Education is not just about academics.
It’s about connection, regulation, growth, and dignity.
It is a foundational care environment, buffering adversity and nurturing resilience.
Firing those who protect it?
That is state-sanctioned disconnection—and disconnection is trauma.
Through the Lens of TIDC + BUFFER
These layoffs violate every Core Measure of TIDC:
Healing Environment → A functioning school system is a healing system.
Compassionate Relationships → Every layoff is a severed lifeline.
Pain and Stress → These decisions inflict, rather than mitigate, harm.
Activities of Daily Living → School is a daily rhythm of care, development, and belonging.
Sleep and Rest → Children do not rest easy when their futures are under siege.
And BUFFER calls us into action:
Belonging → These staff created access, equity, and inclusion.
Understanding → This isn’t about efficiency. It’s about control.
Forgiveness → Forgiveness requires truth, not silence.
Frameworks → TIDC, BUFFER, and Caring Science are roadmaps for justice-centered care.
Equanimity → Even amid outrage, we ground ourselves in truth and love.
Respect → For educators. For students. For every thread in the fabric of care.
Caring Science Demands We Speak
Caring is not soft. It is revolutionary.
Dr. Jean Watson reminds us that care is both an ethical imperative and a political act.
This is a moment of moral injury, not just policy failure.
To look away is to collude.
To speak up is to reclaim care as sacred—and nonnegotiable.
What You Can Say
“This is not just a policy shift—it’s an attack on education as a public good.”
“We stand with the public servants who’ve been silenced and sacrificed in this political purge.”
“Authoritarian regimes don’t start with tanks—they start with the quiet dismantling of civil society.”
What You Can Do
Speak up. Post, write, disrupt the narrative. Normalize nothing.
Support educators. Join those resisting these unjust cuts.

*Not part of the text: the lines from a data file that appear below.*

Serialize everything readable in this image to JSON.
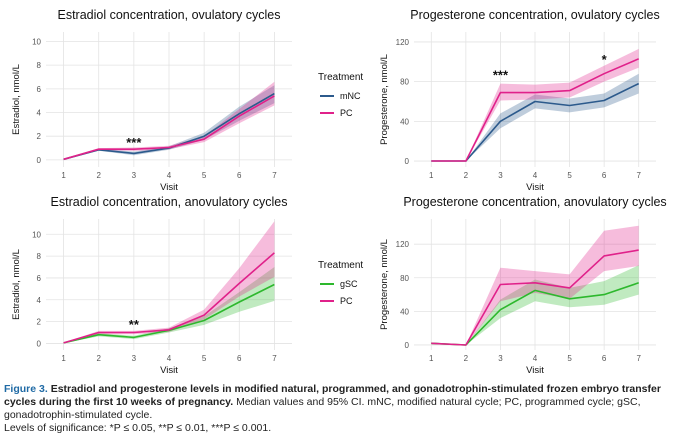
{
  "colors": {
    "mNC": "#2c5a8c",
    "PC": "#e0218a",
    "gSC": "#2db82d"
  },
  "chart_data": [
    {
      "type": "line",
      "title": "Estradiol concentration, ovulatory cycles",
      "xlabel": "Visit",
      "ylabel": "Estradiol, nmol/L",
      "x": [
        1,
        2,
        3,
        4,
        5,
        6,
        7
      ],
      "xlim": [
        0.5,
        7.5
      ],
      "ylim": [
        -0.6,
        10.8
      ],
      "yticks": [
        0,
        2,
        4,
        6,
        8,
        10
      ],
      "legend": {
        "title": "Treatment",
        "placement": "right"
      },
      "series": [
        {
          "name": "mNC",
          "color_key": "mNC",
          "values": [
            0.05,
            0.85,
            0.55,
            1.0,
            2.0,
            3.9,
            5.6
          ],
          "lower": [
            0.03,
            0.78,
            0.4,
            0.85,
            1.7,
            3.3,
            4.8
          ],
          "upper": [
            0.08,
            0.95,
            0.7,
            1.15,
            2.3,
            4.5,
            6.3
          ]
        },
        {
          "name": "PC",
          "color_key": "PC",
          "values": [
            0.05,
            0.9,
            0.9,
            1.05,
            1.75,
            3.7,
            5.4
          ],
          "lower": [
            0.03,
            0.8,
            0.75,
            0.9,
            1.5,
            3.1,
            4.6
          ],
          "upper": [
            0.08,
            1.0,
            1.05,
            1.2,
            2.0,
            4.3,
            6.6
          ]
        }
      ],
      "annotations": [
        {
          "x": 3,
          "y": 1.0,
          "text": "***"
        }
      ]
    },
    {
      "type": "line",
      "title": "Progesterone concentration, ovulatory cycles",
      "xlabel": "Visit",
      "ylabel": "Progesterone, nmol/L",
      "x": [
        1,
        2,
        3,
        4,
        5,
        6,
        7
      ],
      "xlim": [
        0.5,
        7.5
      ],
      "ylim": [
        -6,
        130
      ],
      "yticks": [
        0,
        40,
        80,
        120
      ],
      "series": [
        {
          "name": "mNC",
          "color_key": "mNC",
          "values": [
            0,
            0,
            40,
            60,
            56,
            61,
            78
          ],
          "lower": [
            0,
            0,
            33,
            53,
            49,
            54,
            68
          ],
          "upper": [
            0,
            0,
            48,
            67,
            63,
            68,
            88
          ]
        },
        {
          "name": "PC",
          "color_key": "PC",
          "values": [
            0,
            0,
            69,
            69,
            71,
            88,
            103
          ],
          "lower": [
            0,
            0,
            61,
            62,
            64,
            80,
            94
          ],
          "upper": [
            0,
            0,
            78,
            77,
            79,
            96,
            113
          ]
        }
      ],
      "annotations": [
        {
          "x": 3,
          "y": 81,
          "text": "***"
        },
        {
          "x": 6,
          "y": 97,
          "text": "*"
        }
      ]
    },
    {
      "type": "line",
      "title": "Estradiol concentration, anovulatory cycles",
      "xlabel": "Visit",
      "ylabel": "Estradiol, nmol/L",
      "x": [
        1,
        2,
        3,
        4,
        5,
        6,
        7
      ],
      "xlim": [
        0.5,
        7.5
      ],
      "ylim": [
        -0.6,
        11.4
      ],
      "yticks": [
        0,
        2,
        4,
        6,
        8,
        10
      ],
      "legend": {
        "title": "Treatment",
        "placement": "right"
      },
      "series": [
        {
          "name": "gSC",
          "color_key": "gSC",
          "values": [
            0.05,
            0.8,
            0.55,
            1.2,
            2.1,
            3.8,
            5.4
          ],
          "lower": [
            0.03,
            0.65,
            0.4,
            1.0,
            1.7,
            2.9,
            3.9
          ],
          "upper": [
            0.08,
            0.95,
            0.7,
            1.4,
            2.5,
            4.7,
            7.0
          ]
        },
        {
          "name": "PC",
          "color_key": "PC",
          "values": [
            0.05,
            1.0,
            1.0,
            1.25,
            2.6,
            5.5,
            8.3
          ],
          "lower": [
            0.03,
            0.85,
            0.85,
            1.05,
            2.2,
            4.3,
            6.1
          ],
          "upper": [
            0.08,
            1.15,
            1.15,
            1.45,
            3.1,
            6.9,
            11.2
          ]
        }
      ],
      "annotations": [
        {
          "x": 3,
          "y": 1.25,
          "text": "**"
        }
      ]
    },
    {
      "type": "line",
      "title": "Progesterone concentration, anovulatory cycles",
      "xlabel": "Visit",
      "ylabel": "Progesterone, nmol/L",
      "x": [
        1,
        2,
        3,
        4,
        5,
        6,
        7
      ],
      "xlim": [
        0.5,
        7.5
      ],
      "ylim": [
        -6,
        150
      ],
      "yticks": [
        0,
        40,
        80,
        120
      ],
      "series": [
        {
          "name": "gSC",
          "color_key": "gSC",
          "values": [
            2,
            0,
            42,
            65,
            55,
            60,
            74
          ],
          "lower": [
            1,
            0,
            32,
            52,
            45,
            48,
            60
          ],
          "upper": [
            3,
            0,
            54,
            78,
            68,
            76,
            95
          ]
        },
        {
          "name": "PC",
          "color_key": "PC",
          "values": [
            2,
            0,
            72,
            74,
            68,
            106,
            113
          ],
          "lower": [
            1,
            0,
            52,
            62,
            55,
            88,
            94
          ],
          "upper": [
            3,
            0,
            92,
            88,
            84,
            136,
            142
          ]
        }
      ]
    }
  ],
  "caption": {
    "label": "Figure 3.",
    "title": "Estradiol and progesterone levels in modified natural, programmed, and gonadotrophin-stimulated frozen embryo transfer cycles during the first 10 weeks of pregnancy.",
    "body": "Median values and 95% CI. mNC, modified natural cycle; PC, programmed cycle; gSC, gonadotrophin-stimulated cycle.",
    "levels": "Levels of significance: *P ≤ 0.05, **P ≤ 0.01, ***P ≤ 0.001."
  }
}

Connect the dots. This is not an isolated event. It’s a test run—on education, on democracy, and on care.
Final Reflection
When a nation lays off its educators, it’s not saving money—it’s surrendering its soul.
Education is care. Care is sacred. And care must never be expendable.
Let this be the moment we refuse to go numb.
Let this be the moment we buffer the blow with courage.
Let this be the moment we stand—with clarity, with conscience, and with care.
With fierce love,
Mary
P.S.: This isn’t just about education. It’s about every system that makes care possible. If they can erase 1,400 educators without consequence, they will come for others next.
Now is the time to speak—not because it’s safe, but because it’s sacred.
Let’s make noise. Let’s make meaning. Let’s make a movement.